I will investigate a bit more before concluding this is the right way to go.

--HPS

This patch is wrong. I'll updated. It is multicast not link local IPv6, which is the issue. My bad. I'll update this patch.

hselasky retitled this revision from Disable link-local address generation for IPv6 over infiniband to Fix transmission of multicast ICMPv6 traffic for IPoIB.
hselasky edited the summary of this revision. (Show Details)

Updated patch.

sys/net/if_infiniband.c
255

This seems weird as well to me; I would assume that non-directed ICMPv6 traffic has M_MCAST set the below clause would handle that?
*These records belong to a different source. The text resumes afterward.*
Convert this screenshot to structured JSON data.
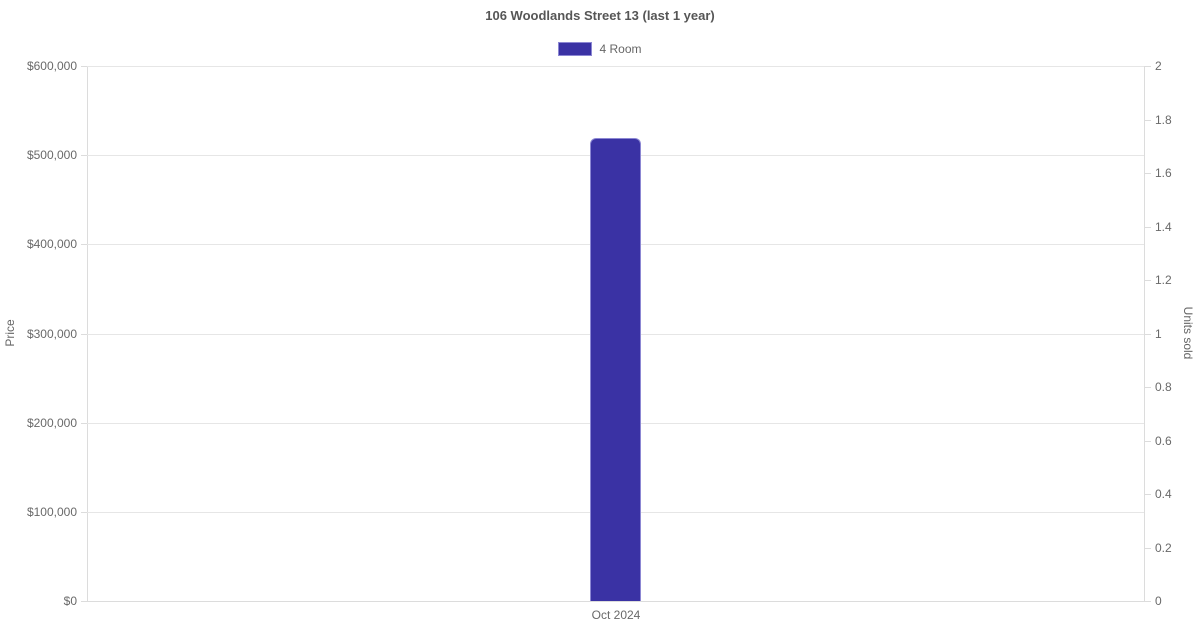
{
  "chart_data": {
    "type": "bar",
    "title": "106 Woodlands Street 13 (last 1 year)",
    "categories": [
      "Oct 2024"
    ],
    "series": [
      {
        "name": "4 Room",
        "axis": "left",
        "values": [
          519000
        ]
      }
    ],
    "y_left": {
      "label": "Price",
      "lim": [
        0,
        600000
      ],
      "tick_step": 100000,
      "tick_labels": [
        "$0",
        "$100,000",
        "$200,000",
        "$300,000",
        "$400,000",
        "$500,000",
        "$600,000"
      ]
    },
    "y_right": {
      "label": "Units sold",
      "lim": [
        0,
        2
      ],
      "tick_step": 0.2,
      "tick_labels": [
        "0",
        "0.2",
        "0.4",
        "0.6",
        "0.8",
        "1",
        "1.2",
        "1.4",
        "1.6",
        "1.8",
        "2"
      ]
    },
    "grid": "horizontal-on",
    "legend_position": "top"
  },
  "colors": {
    "bar_fill": "#3a32a4",
    "bar_border": "#8c87d3",
    "grid": "#e6e6e6",
    "axis_line": "#dcdcdc",
    "text": "#666666",
    "title_text": "#565656"
  }
}
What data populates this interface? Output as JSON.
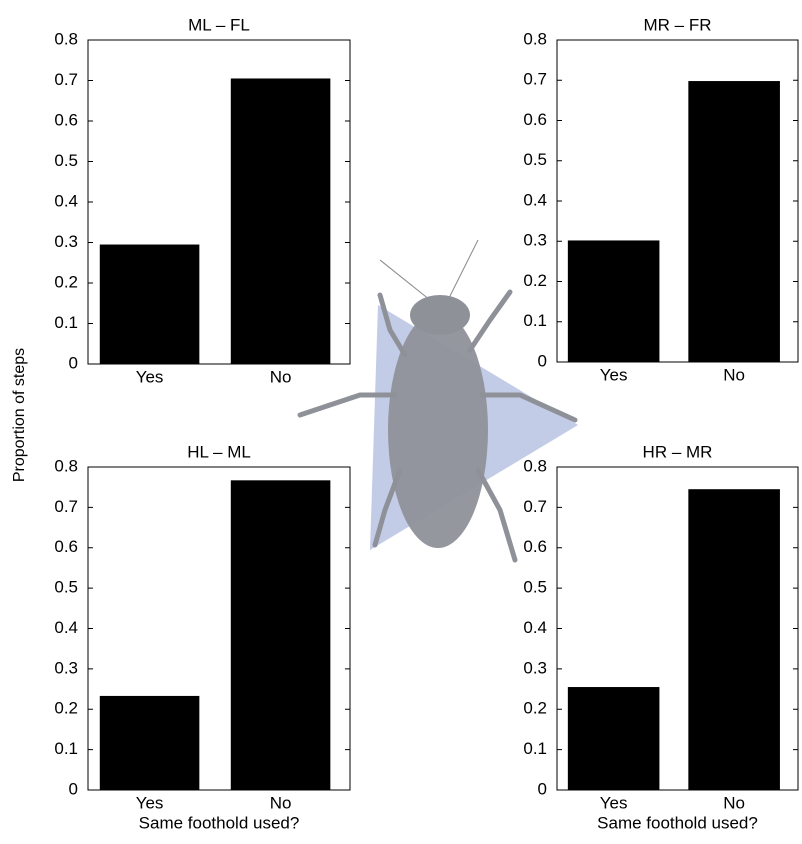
{
  "chart_data": [
    {
      "type": "bar",
      "title": "ML – FL",
      "ylabel": "Proportion of steps",
      "categories": [
        "Yes",
        "No"
      ],
      "values": [
        0.295,
        0.705
      ],
      "color": "#000000",
      "ylim": [
        0,
        0.8
      ],
      "yticks": [
        0,
        0.1,
        0.2,
        0.3,
        0.4,
        0.5,
        0.6,
        0.7,
        0.8
      ]
    },
    {
      "type": "bar",
      "title": "MR – FR",
      "categories": [
        "Yes",
        "No"
      ],
      "values": [
        0.302,
        0.698
      ],
      "color": "#000000",
      "ylim": [
        0,
        0.8
      ],
      "yticks": [
        0,
        0.1,
        0.2,
        0.3,
        0.4,
        0.5,
        0.6,
        0.7,
        0.8
      ]
    },
    {
      "type": "bar",
      "title": "HL – ML",
      "xlabel": "Same foothold used?",
      "categories": [
        "Yes",
        "No"
      ],
      "values": [
        0.233,
        0.767
      ],
      "color": "#000000",
      "ylim": [
        0,
        0.8
      ],
      "yticks": [
        0,
        0.1,
        0.2,
        0.3,
        0.4,
        0.5,
        0.6,
        0.7,
        0.8
      ]
    },
    {
      "type": "bar",
      "title": "HR – MR",
      "xlabel": "Same foothold used?",
      "categories": [
        "Yes",
        "No"
      ],
      "values": [
        0.255,
        0.745
      ],
      "color": "#000000",
      "ylim": [
        0,
        0.8
      ],
      "yticks": [
        0,
        0.1,
        0.2,
        0.3,
        0.4,
        0.5,
        0.6,
        0.7,
        0.8
      ]
    }
  ]
}
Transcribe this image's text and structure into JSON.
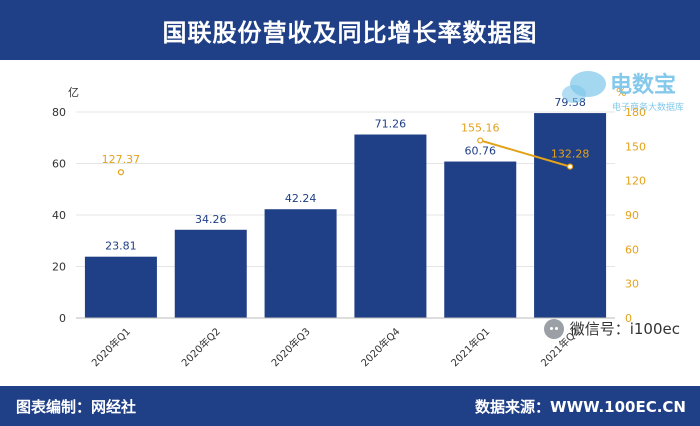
{
  "header": {
    "title": "国联股份营收及同比增长率数据图"
  },
  "footer": {
    "left": "图表编制：网经社",
    "right": "数据来源：WWW.100EC.CN"
  },
  "watermark": {
    "wechat": "微信号：i100ec",
    "logo_main": "电数宝",
    "logo_sub": "电子商务大数据库"
  },
  "chart_data": {
    "type": "bar",
    "title": "国联股份营收及同比增长率数据图",
    "categories": [
      "2020年Q1",
      "2020年Q2",
      "2020年Q3",
      "2020年Q4",
      "2021年Q1",
      "2021年Q2"
    ],
    "series": [
      {
        "values": [
          23.81,
          34.26,
          42.24,
          71.26,
          60.76,
          79.58
        ],
        "color": "#1f3f86",
        "axis": "left"
      },
      {
        "values": [
          127.37,
          null,
          null,
          null,
          155.16,
          132.28
        ],
        "color": "#e3a21a",
        "axis": "right",
        "type": "line"
      }
    ],
    "ylabel": "亿",
    "y2label": "%",
    "ylim": [
      0,
      80
    ],
    "y2lim": [
      0,
      180
    ],
    "yticks": [
      0,
      20,
      40,
      60,
      80
    ],
    "y2ticks": [
      0,
      30,
      60,
      90,
      120,
      150,
      180
    ],
    "grid": true
  },
  "colors": {
    "brand": "#1f3f86",
    "growth": "#e3a21a",
    "grid": "#e5e5e5"
  }
}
Why is ICMPv6 special at all compared to TCP or UDP? While link-layer address resolution works on ICMPv6 level it is not a separate protocol like ARP for IPv4 but above IPv6.

sys/net/if_infiniband.c
186–187

@bz: Have a look here, this is what we do for IPv4.

I'll have a closer look at it.

sys/net/if_infiniband.c
255

It might be the answer is that multicast handling in IPoIB is broken. I need to investigate this.

hselasky retitled this revision from Fix transmission of multicast ICMPv6 traffic for IPoIB to Fix handling of broadcast traffic for IP over infiniband.
hselasky edited the summary of this revision. (Show Details)

I think I got it right now, but need to test it a bit more.

sys/net/if_infiniband.c
254

Given there is no BCAST in IPv6, I wonder what this means?

hselasky retitled this revision from Fix handling of broadcast traffic for IP over infiniband to Broadcast fixes for IP over infiniband.
hselasky edited the summary of this revision. (Show Details)

Address comments from @bz .

hselasky added inline comments.
sys/net/if_infiniband.c
254

I just wanted to cases to be symmetric, but like you say there is no BCAST in IPv6, so now the packet is simply dropped.

sys/net/if_infiniband.c
184–185

Sorry, side note: would it be possible to move arp/nd encap logic to if_requesencap callback, so we have it consistent with ether_output() and simplify datapath code?

hselasky added inline comments.
sys/net/if_infiniband.c
184–185

Yes. Weren't you supposed to do that? ;-)

hselasky retitled this revision from Broadcast fixes for IP over infiniband to Streamline infiniband code according to ethernet code.
hselasky edited the summary of this revision. (Show Details)
hselasky added a reviewer: melifaro.

Implement suggestion from @melifaro .

Fix some typos. Zero reserved field.

Fix spelling.

iperf IPv4 and IPv6 test OK.

LGTM.
If it passed IPv4/IPv6 tests and solves the original problem than - good to go? :-)

sys/net/if_infiniband.c
184–185

Yes. Weren't you supposed to do that? ;-)

Well, I guess we misread our dialogue in D26254 :-( Also, unfortunately I don't have IB-capable HW handy.

This revision is now accepted and ready to land.Dec 22 2020, 6:30 PM

It looks good so far, but I want to test it a bit more first.